Build your eval harness as a cron job running against golden Q/A pairs. Report metrics into Prometheus. Dashboards surface regressions before users do.
The update cadence question
A common objection: "but models improve every quarter and we can’t pull updates." True, and usually fine. Model improvements yield 5-15% accuracy gains on average benchmarks. That gain rarely matters for a narrow production use case. What matters is that your deployed model is well-evaluated for your task.
Schedule updates quarterly. Evaluate each candidate before deployment. Keep the previous version available for rollback. A disciplined once-a-quarter upgrade cycle produces more stable systems than a continuous one.
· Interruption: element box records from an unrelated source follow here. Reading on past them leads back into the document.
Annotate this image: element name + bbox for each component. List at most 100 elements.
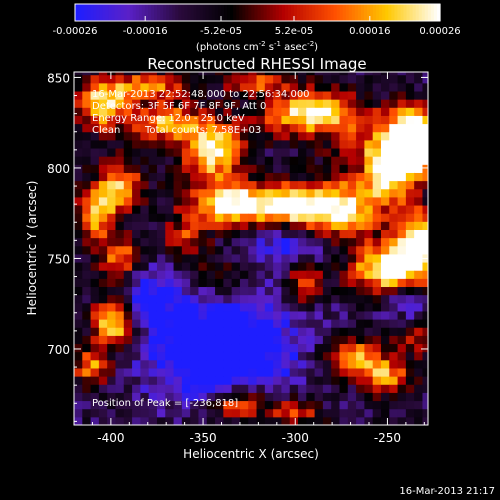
heatmap-cell — [314, 253, 324, 263]
heatmap-cell — [364, 221, 374, 230]
heatmap-cell — [331, 335, 340, 345]
heatmap-cell — [339, 278, 349, 288]
heatmap-cell — [289, 310, 299, 320]
heatmap-cell — [82, 188, 92, 198]
heatmap-cell — [132, 302, 141, 312]
heatmap-cell — [74, 91, 83, 100]
heatmap-cell — [148, 245, 158, 255]
heatmap-cell — [181, 164, 191, 173]
heatmap-cell — [414, 229, 423, 239]
heatmap-cell — [273, 302, 282, 312]
heatmap-cell — [339, 82, 349, 92]
heatmap-cell — [414, 237, 423, 247]
heatmap-cell — [372, 237, 382, 247]
heatmap-cell — [389, 400, 399, 410]
colorbar-cell — [239, 4, 243, 21]
colorbar-cell — [190, 4, 195, 21]
heatmap-cell — [314, 131, 324, 141]
heatmap-cell — [98, 376, 108, 385]
heatmap-cell — [273, 180, 282, 190]
heatmap-cell — [107, 319, 116, 328]
colorbar-cell — [409, 4, 414, 21]
colorbar-cell — [421, 4, 426, 21]
colorbar-cell — [363, 4, 368, 21]
heatmap-cell — [165, 91, 175, 100]
heatmap-cell — [256, 107, 266, 116]
heatmap-cell — [298, 139, 307, 149]
heatmap-cell — [331, 99, 340, 108]
heatmap-cell — [306, 270, 316, 279]
heatmap-cell — [156, 229, 166, 239]
heatmap-cell — [397, 253, 407, 263]
colorbar-cell — [123, 4, 128, 21]
heatmap-cell — [82, 392, 92, 402]
heatmap-cell — [190, 213, 199, 222]
heatmap-cell — [389, 123, 399, 133]
heatmap-cell — [356, 286, 365, 296]
heatmap-cell — [264, 188, 274, 198]
heatmap-cell — [347, 253, 357, 263]
heatmap-cell — [215, 302, 224, 312]
heatmap-cell — [298, 270, 307, 279]
heatmap-cell — [98, 294, 108, 304]
heatmap-cell — [239, 416, 249, 425]
heatmap-cell — [90, 74, 100, 84]
heatmap-cell — [347, 221, 357, 230]
heatmap-cell — [339, 180, 349, 190]
heatmap-cell — [256, 115, 266, 125]
heatmap-cell — [190, 351, 199, 361]
heatmap-cell — [281, 416, 291, 425]
heatmap-cell — [173, 400, 183, 410]
heatmap-cell — [347, 123, 357, 133]
heatmap-cell — [248, 400, 258, 410]
heatmap-cell — [380, 392, 390, 402]
heatmap-cell — [347, 237, 357, 247]
heatmap-cell — [231, 196, 241, 206]
heatmap-cell — [140, 392, 150, 402]
heatmap-cell — [181, 416, 191, 425]
colorbar-cell — [385, 4, 389, 21]
heatmap-cell — [264, 400, 274, 410]
heatmap-cell — [132, 196, 141, 206]
heatmap-cell — [331, 205, 340, 214]
heatmap-cell — [364, 359, 374, 369]
heatmap-cell — [414, 245, 423, 255]
heatmap-cell — [215, 221, 224, 230]
heatmap-cell — [322, 286, 332, 296]
heatmap-cell — [248, 82, 258, 92]
heatmap-cell — [389, 376, 399, 385]
heatmap-cell — [123, 278, 133, 288]
heatmap-cell — [190, 123, 199, 133]
heatmap-cell — [397, 359, 407, 369]
heatmap-cell — [148, 99, 158, 108]
colorbar-cell — [345, 4, 350, 21]
heatmap-cell — [364, 74, 374, 84]
colorbar-cell — [135, 4, 140, 21]
heatmap-cell — [173, 253, 183, 263]
heatmap-cell — [422, 367, 428, 377]
heatmap-cell — [123, 384, 133, 393]
colorbar-cell — [141, 4, 146, 21]
heatmap-cell — [356, 384, 365, 393]
heatmap-cell — [215, 196, 224, 206]
heatmap-cell — [231, 294, 241, 304]
heatmap-cell — [256, 302, 266, 312]
heatmap-cell — [98, 213, 108, 222]
heatmap-cell — [173, 262, 183, 271]
heatmap-cell — [281, 367, 291, 377]
heatmap-cell — [90, 327, 100, 336]
heatmap-cell — [397, 262, 407, 271]
heatmap-cell — [422, 180, 428, 190]
heatmap-cell — [422, 115, 428, 125]
heatmap-cell — [156, 115, 166, 125]
heatmap-cell — [314, 327, 324, 336]
heatmap-cell — [206, 278, 216, 288]
heatmap-cell — [356, 392, 365, 402]
heatmap-cell — [306, 416, 316, 425]
heatmap-cell — [223, 262, 233, 271]
heatmap-cell — [347, 294, 357, 304]
heatmap-cell — [356, 91, 365, 100]
heatmap-cell — [140, 278, 150, 288]
heatmap-cell — [90, 359, 100, 369]
heatmap-cell — [156, 392, 166, 402]
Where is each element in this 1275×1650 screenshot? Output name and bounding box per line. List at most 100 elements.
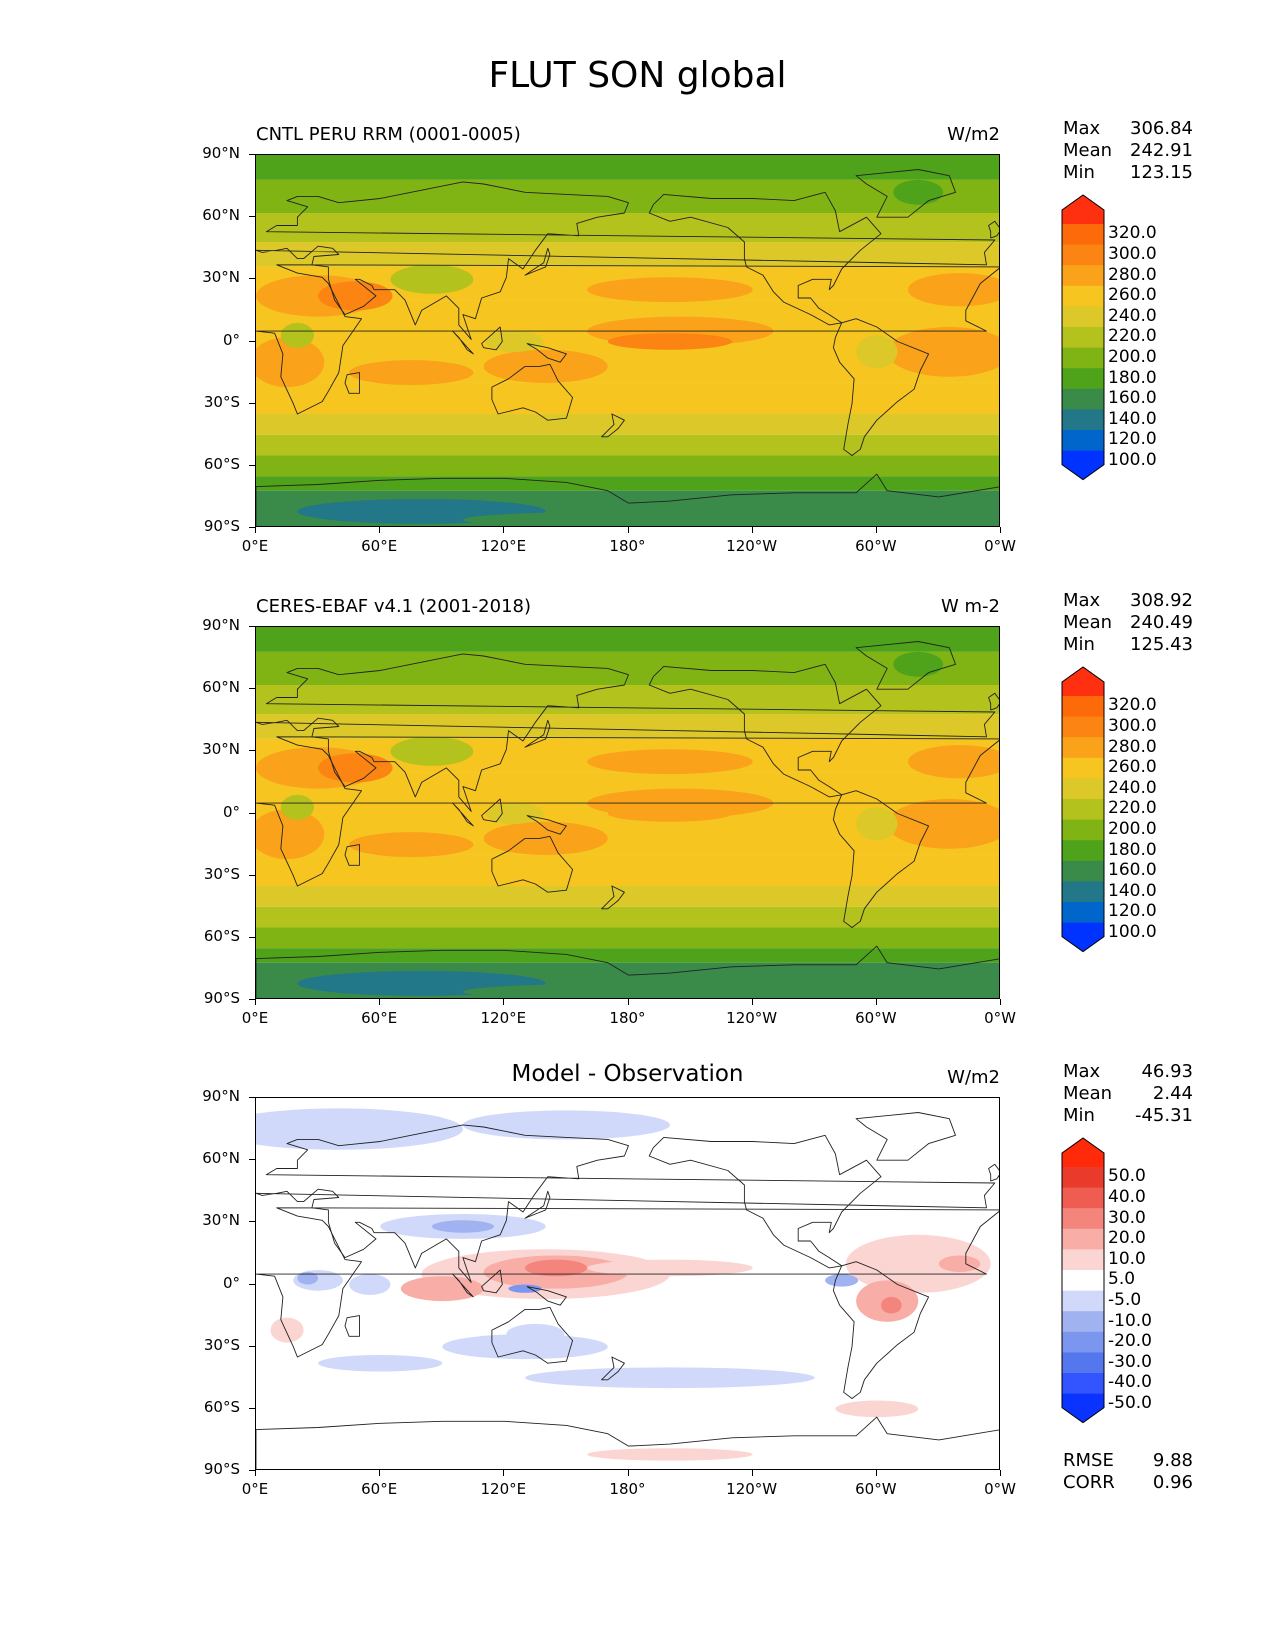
colorbar-tick-label: 320.0 bbox=[1108, 223, 1157, 244]
lon-tick bbox=[503, 527, 505, 533]
lat-tick bbox=[249, 688, 255, 690]
stat-row: Mean 2.44 bbox=[1063, 1083, 1193, 1105]
page-title: FLUT SON global bbox=[488, 55, 787, 96]
colorbar-tick-label: 160.0 bbox=[1108, 388, 1157, 409]
colorbar-tick-label: 120.0 bbox=[1108, 429, 1157, 450]
lat-tick-label: 90°N bbox=[202, 144, 240, 162]
lat-band bbox=[256, 455, 999, 477]
colorbar-tick-label: -5.0 bbox=[1108, 1289, 1142, 1310]
stat-row: Mean 242.91 bbox=[1063, 140, 1193, 162]
stat-label: Max bbox=[1063, 118, 1101, 139]
lat-tick-label: 60°S bbox=[203, 926, 240, 945]
lat-tick-label: 30°S bbox=[203, 392, 240, 411]
colorbar-tick-label: 160.0 bbox=[1108, 860, 1157, 881]
lon-tick-label: 120°W bbox=[726, 1480, 778, 1498]
lat-tick-label: 60°S bbox=[203, 1397, 240, 1416]
lon-tick-label: 0°E bbox=[241, 1480, 269, 1498]
lat-tick bbox=[249, 1345, 255, 1347]
lat-tick-label: 30°S bbox=[203, 864, 240, 883]
lon-tick bbox=[875, 1470, 877, 1476]
lon-tick bbox=[627, 999, 629, 1005]
colorbar-tick-label: -50.0 bbox=[1108, 1392, 1152, 1413]
map-obs bbox=[255, 626, 1000, 999]
colorbar-tick-label: 20.0 bbox=[1108, 1228, 1146, 1249]
lat-band bbox=[256, 434, 999, 456]
colorbar-tick-label: 200.0 bbox=[1108, 346, 1157, 367]
stat-value: -45.31 bbox=[1134, 1105, 1193, 1126]
lat-tick bbox=[249, 216, 255, 218]
lat-tick-label: 60°N bbox=[202, 206, 240, 225]
lon-tick-label: 60°W bbox=[855, 1009, 897, 1027]
stat-value: 125.43 bbox=[1130, 634, 1193, 655]
colorbar-tick-label: 100.0 bbox=[1108, 449, 1157, 470]
lat-tick bbox=[249, 278, 255, 280]
lat-tick-label: 60°S bbox=[203, 454, 240, 473]
lon-tick bbox=[379, 1470, 381, 1476]
lon-tick bbox=[627, 1470, 629, 1476]
lat-band bbox=[256, 651, 999, 686]
panel-title: CNTL PERU RRM (0001-0005) bbox=[256, 124, 521, 145]
lon-tick-label: 60°E bbox=[361, 537, 398, 555]
colorbar-tick-label: 50.0 bbox=[1108, 1166, 1146, 1187]
lat-tick-label: 30°N bbox=[202, 740, 240, 759]
lon-tick-label: 60°W bbox=[855, 1480, 897, 1498]
colorbar-tick-label: 240.0 bbox=[1108, 305, 1157, 326]
lon-tick-label: 180° bbox=[609, 537, 646, 555]
stats-box: Max 46.93 Mean 2.44 Min -45.31 bbox=[1063, 1061, 1193, 1127]
lat-tick bbox=[249, 874, 255, 876]
lon-tick bbox=[1000, 1470, 1001, 1476]
colorbar-tick-label: 220.0 bbox=[1108, 326, 1157, 347]
lat-tick-label: 60°N bbox=[202, 1149, 240, 1168]
rmse-corr-box: RMSE 9.88 CORR 0.96 bbox=[1063, 1450, 1193, 1494]
colorbar-tick-label: 5.0 bbox=[1108, 1269, 1136, 1290]
lat-band bbox=[256, 414, 999, 435]
stat-label: RMSE bbox=[1063, 1450, 1114, 1471]
lat-tick bbox=[249, 1407, 255, 1409]
map-model bbox=[255, 154, 1000, 527]
stat-value: 308.92 bbox=[1130, 590, 1193, 611]
units-label: W/m2 bbox=[947, 1067, 1000, 1088]
stat-row: Max 308.92 bbox=[1063, 590, 1193, 612]
lat-tick-label: 30°N bbox=[202, 1211, 240, 1230]
lat-tick bbox=[249, 527, 255, 528]
lon-tick bbox=[751, 999, 753, 1005]
lat-tick bbox=[249, 812, 255, 814]
panel-title: Model - Observation bbox=[511, 1061, 744, 1087]
lat-band bbox=[256, 948, 999, 963]
coastlines bbox=[256, 169, 999, 526]
colorbar-tick-label: 240.0 bbox=[1108, 777, 1157, 798]
lon-tick-label: 180° bbox=[609, 1009, 646, 1027]
stat-value: 0.96 bbox=[1152, 1472, 1193, 1493]
colorbar-tick-label: 120.0 bbox=[1108, 901, 1157, 922]
lon-tick bbox=[1000, 527, 1001, 533]
lon-tick-label: 120°E bbox=[480, 1480, 527, 1498]
coastlines bbox=[256, 641, 999, 998]
stat-row: Max 306.84 bbox=[1063, 118, 1193, 140]
lat-tick-label: 60°N bbox=[202, 678, 240, 697]
units-label: W m-2 bbox=[940, 596, 1000, 617]
lon-tick-label: 0°E bbox=[241, 537, 269, 555]
lat-band bbox=[256, 155, 999, 180]
lon-tick bbox=[751, 1470, 753, 1476]
lat-band bbox=[256, 627, 999, 652]
lat-tick-label: 30°S bbox=[203, 1335, 240, 1354]
lat-tick-label: 90°N bbox=[202, 616, 240, 634]
stat-value: 240.49 bbox=[1130, 612, 1193, 633]
lon-tick bbox=[875, 527, 877, 533]
stat-label: Max bbox=[1063, 590, 1101, 611]
colorbar-tick-label: -40.0 bbox=[1108, 1372, 1152, 1393]
lat-band bbox=[256, 854, 999, 887]
stat-row: Mean 240.49 bbox=[1063, 612, 1193, 634]
coastlines bbox=[256, 1112, 999, 1469]
colorbar-tick-label: 300.0 bbox=[1108, 715, 1157, 736]
colorbar-tick-label: 300.0 bbox=[1108, 243, 1157, 264]
lon-tick-label: 0°W bbox=[984, 1009, 1016, 1027]
panel-title: CERES-EBAF v4.1 (2001-2018) bbox=[256, 596, 532, 617]
lat-tick bbox=[249, 936, 255, 938]
lat-band bbox=[256, 927, 999, 949]
colorbar-tick-label: -30.0 bbox=[1108, 1351, 1152, 1372]
lat-band bbox=[256, 886, 999, 907]
stat-label: Min bbox=[1063, 634, 1095, 655]
lat-tick-label: 90°S bbox=[203, 1460, 240, 1478]
stat-row: Min 123.15 bbox=[1063, 162, 1193, 184]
The hardest part (people, not tech)
The pattern we see in failed air-gapped AI projects isn’t a technical gap. It’s a coordination gap between the AI team (wants to iterate fast), the security team (won’t approve iteration), and operations (wants to know what "done" looks like).
Three things fix it:
- Get security involved at architecture review, not at deployment. Their sign-off speed collapses when they feel blindsided.
- Publish a quarterly release cadence. Predictability is a form of control.
- Run a Table-Top exercise on the first update before you need it. The dry run reveals the process gaps.
What a typical engagement looks like
For air-gapped deployments we usually run a longer engagement than standard — 10-14 weeks rather than 6-10. The extra time is almost entirely about the deploy-verify-approve loop being slower. Budget accordingly.